I use a map to carry with me and it has the various names in various colors to designate where I find the lines. Then you can mark the way they possibly took to reach their new destination.
George Schweitzer, showed us on a big wall map how he tracked his line to Missouri doing this many years ago and it was a lasting impression. Better still if you have a blank spot you can check where along that trail they may have lost someone or some one decided to stay and not go forward. Yes, sometimes they even turned around and went back to where they came.
There are many great resources for this county. They produced 5 books on the History of this county:
1856, 1877, 1879, 1920, 1926, and 1953. There are Family histories, Bible, Directories, Delayed birth, Cemetery, Atlas, DAR, and other Military records for the finding. I like that they have filmed the Provincial Officers for 1729, 1785-6. The later a time for transition for this county. Remember early you may need to look at records in England prior to the creation of the United States.
Seven known types of religions have been recorded. There are libraries to research in besides the Historical Society's. Moravian Archives Library in Bethlehem is one.
It would be awesome if those researching in this area would share any new sources they have found to help other researchers. It would also be great if you have a favorite url to use if that was shared for people to learn of also.
Also advocating you use the rootsweb lists for places and names to help in your research. The PaGenweb.org site ie usgenweb.org converted has a place to post queries people should use.

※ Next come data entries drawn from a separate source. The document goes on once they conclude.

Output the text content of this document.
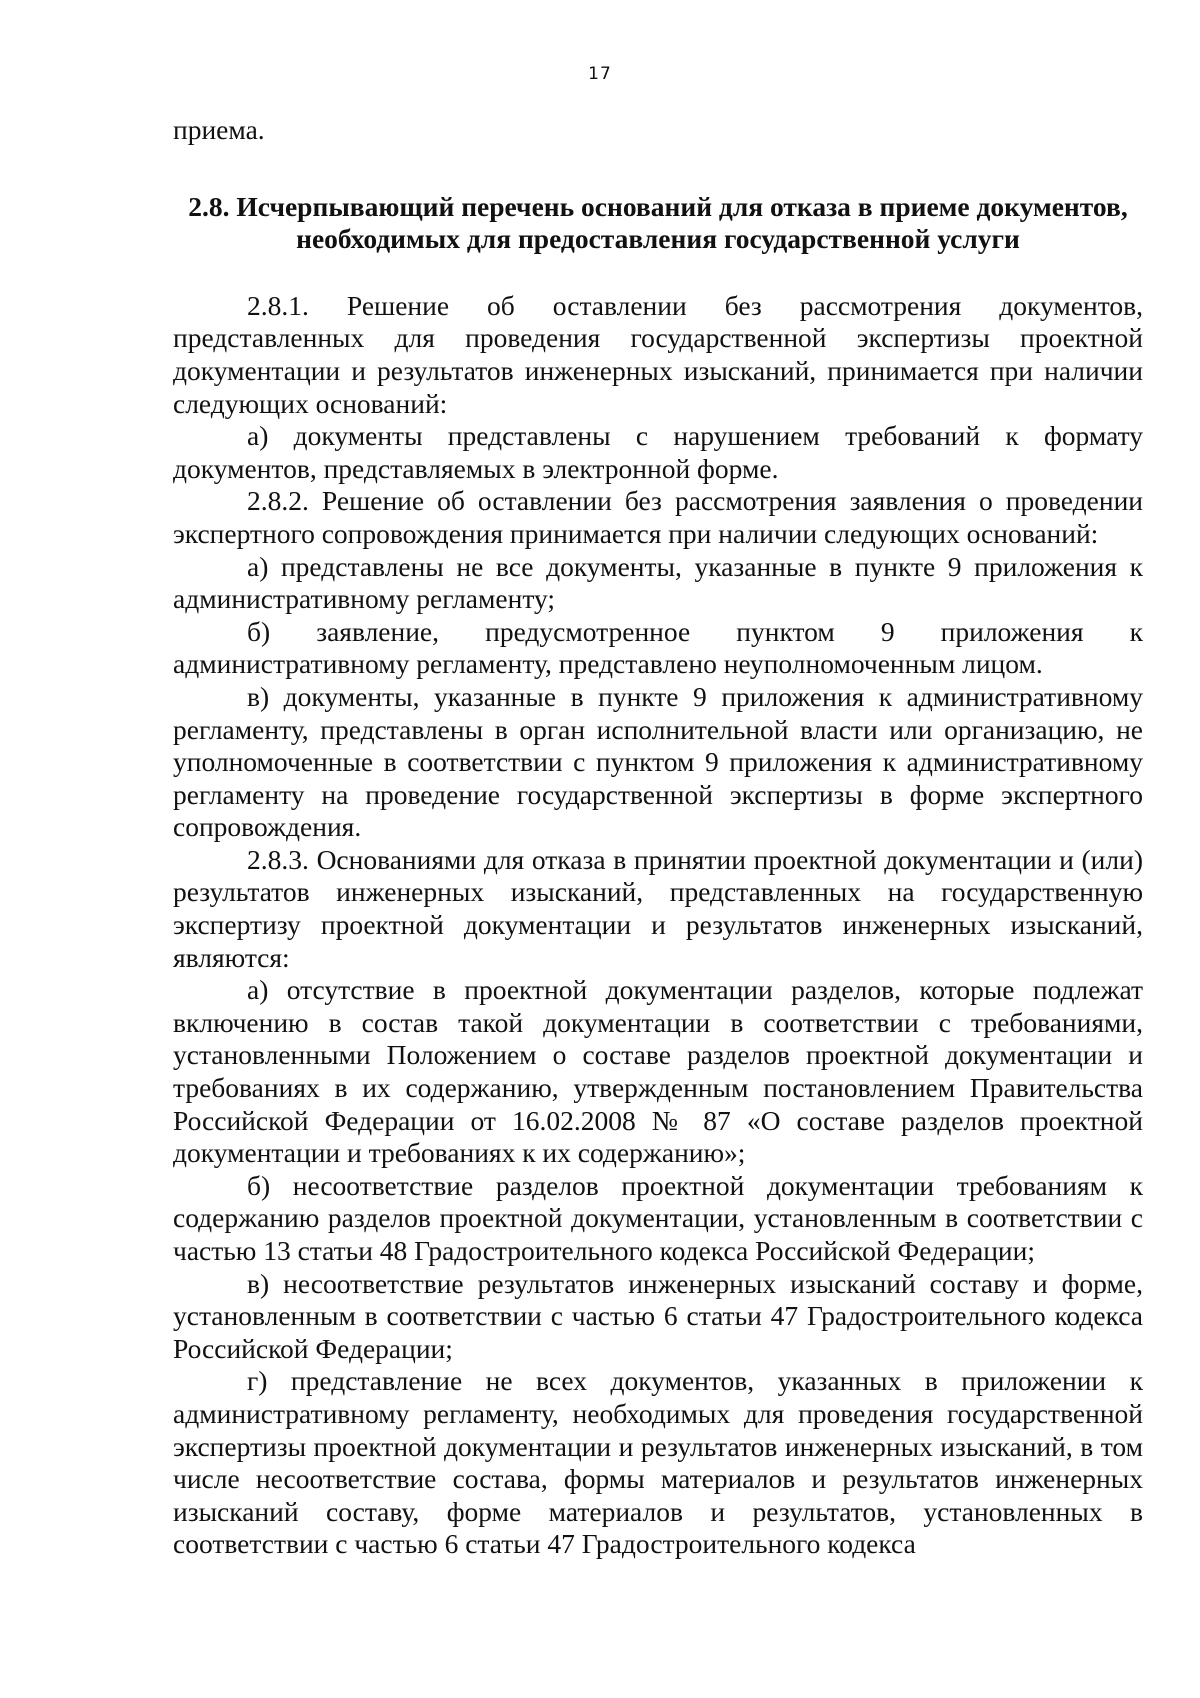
17

приема.

2.8. Исчерпывающий перечень оснований для отказа в приеме документов,
необходимых для предоставления государственной услуги

2.8.1. Решение об оставлении без рассмотрения документов, представленных для проведения государственной экспертизы проектной документации и результатов инженерных изысканий, принимается при наличии следующих оснований:

а) документы представлены с нарушением требований к формату документов, представляемых в электронной форме.

2.8.2. Решение об оставлении без рассмотрения заявления о проведении экспертного сопровождения принимается при наличии следующих оснований:

а) представлены не все документы, указанные в пункте 9 приложения к административному регламенту;

б) заявление, предусмотренное пунктом 9 приложения к административному регламенту, представлено неуполномоченным лицом.

в) документы, указанные в пункте 9 приложения к административному регламенту, представлены в орган исполнительной власти или организацию, не уполномоченные в соответствии с пунктом 9 приложения к административному регламенту на проведение государственной экспертизы в форме экспертного сопровождения.

2.8.3. Основаниями для отказа в принятии проектной документации и (или) результатов инженерных изысканий, представленных на государственную экспертизу проектной документации и результатов инженерных изысканий, являются:

а) отсутствие в проектной документации разделов, которые подлежат включению в состав такой документации в соответствии с требованиями, установленными Положением о составе разделов проектной документации и требованиях в их содержанию, утвержденным постановлением Правительства Российской Федерации от 16.02.2008 № 87 «О составе разделов проектной документации и требованиях к их содержанию»;

б) несоответствие разделов проектной документации требованиям к содержанию разделов проектной документации, установленным в соответствии с частью 13 статьи 48 Градостроительного кодекса Российской Федерации;

в) несоответствие результатов инженерных изысканий составу и форме, установленным в соответствии с частью 6 статьи 47 Градостроительного кодекса Российской Федерации;

г) представление не всех документов, указанных в приложении к административному регламенту, необходимых для проведения государственной экспертизы проектной документации и результатов инженерных изысканий, в том числе несоответствие состава, формы материалов и результатов инженерных изысканий составу, форме материалов и результатов, установленных в соответствии с частью 6 статьи 47 Градостроительного кодекса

Having gotten replies from queries that are more than 15 years old I can tell you they work.
Remember the boundaries change as more people moved in creating more counties so where to look is going to have a big consequence in your research if your looking in one area and not the other.
Remembering that it was bound on the north by New York, the NW by the Indian Lands, Berks to the SW and W, Bucks County to the South, and a wee portion of Philadelphia on the SW corner at the time of it's creation.
Information is personally learned from research and the usgenweb.org, pagenweb.org, various books on hand. The Pennsylvania Line by Iscrupe, Pennsylvania Genealogical Research by George Schweitzer, The Source, Written Sources by Ancestry and various other books on my shelves. Also by speakers whom have spoke on this area in talks.